Linden Place // 1810

For the last post in this series on Bristol, Rhode Island, I am leaving you with a house that is architecturally stunning, but holds a dark history. Linden Place was built in 1810 by slave trader, merchant, privateer and ship owner George DeWolf and was designed by architect, Russell Warren. The DeWolfs of Bristol, who became the biggest slave-trading family in U.S. history, transported well over 11,000 Africans to the Americas between 1769 and 1820. The U.S. banned the slave trade in 1808, but the DeWolfs continued dealing in the slave trade until the 1840s by going through Cuba, where they had numerous plantations. They also got help from a DeWolf brother-in-law, who served as a customs inspector in Bristol — thus ensuring family slave ships continued to come and go. In 1825, George DeWolf suffered major financial hits and he and his family fled to his plantation in Cuba, where they’d be beyond reach of his creditors. Stories explain that with the possibility of legitimate payment out of the question, the townspeople sought compensation for George’s debts where they could, and they broke down the front door of Linden Place, and took everything, even peeling the silk wallpaper off the walls.

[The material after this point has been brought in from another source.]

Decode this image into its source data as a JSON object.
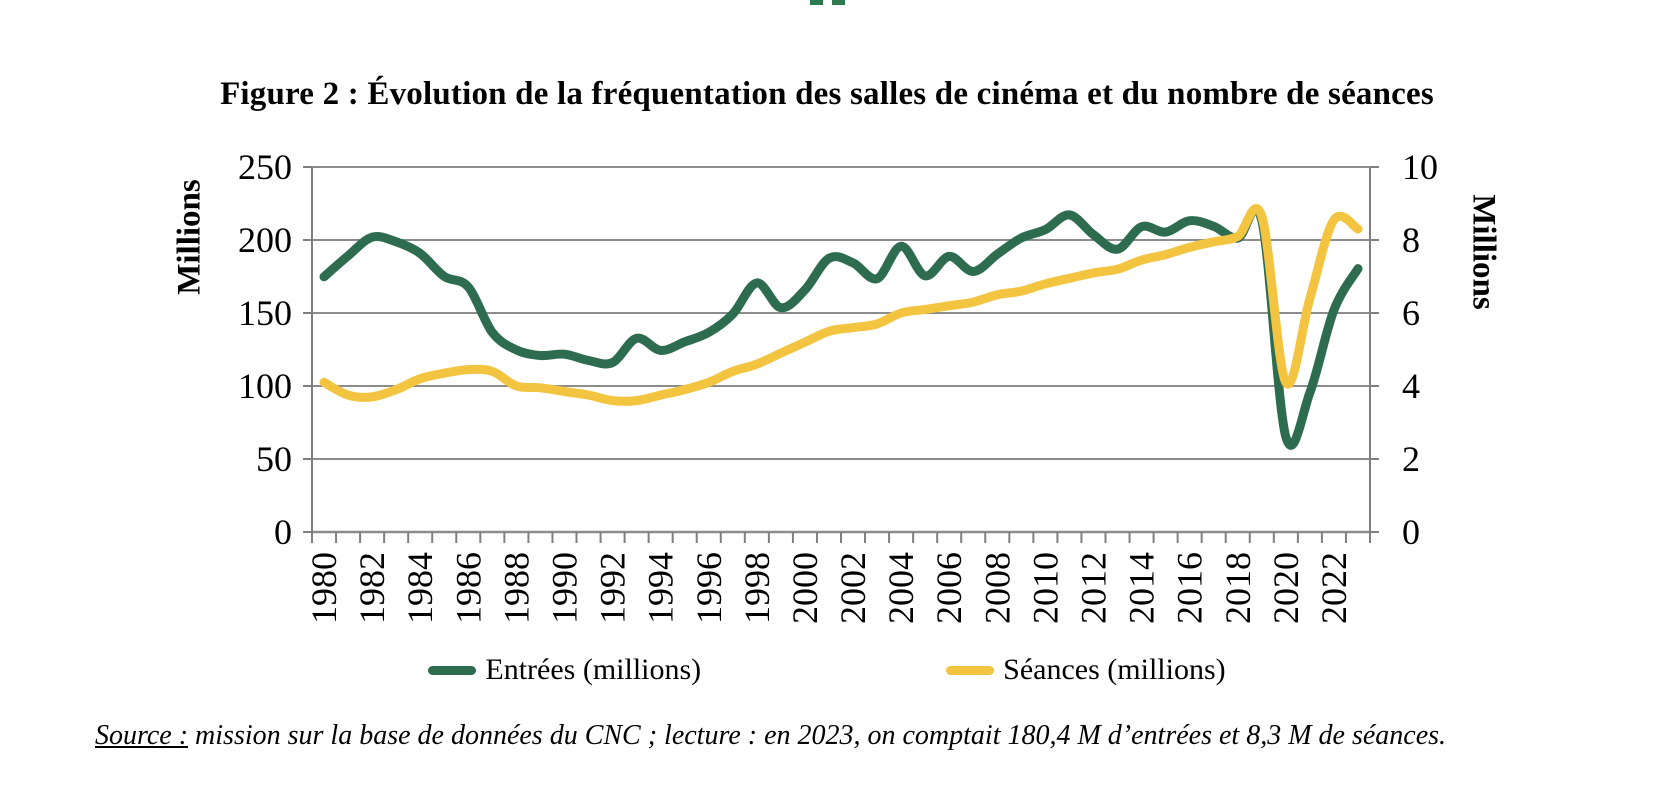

Following DeWolf’s bankruptcy, the house was bought by his uncle James DeWolf, who was alleged to have directed the murder of a female African slave in 1789 who was sick with smallpox on the slave ship Polly, which he commanded; she was bound to a chair and lowered overboard. James DeWolf was tried and effectively acquitted; which, sadly, should not surprise anyone based on historical precedent. In fact, James DeWolf financed another 25 slaving voyages, usually with other members of his family and was thought to be the second richest man in the United States upon his death in 1837. In later years the house passed to Samuel Pomeroy Colt, a grandson of George DeWolf (as well as the nephew of the inventor of the Colt revolver). His son Russell married actress Ethel Barrymore, who was the great-aunt of current actress Drew Barrymore, and lived in the home. Today, the grand estate is a house museum and event space.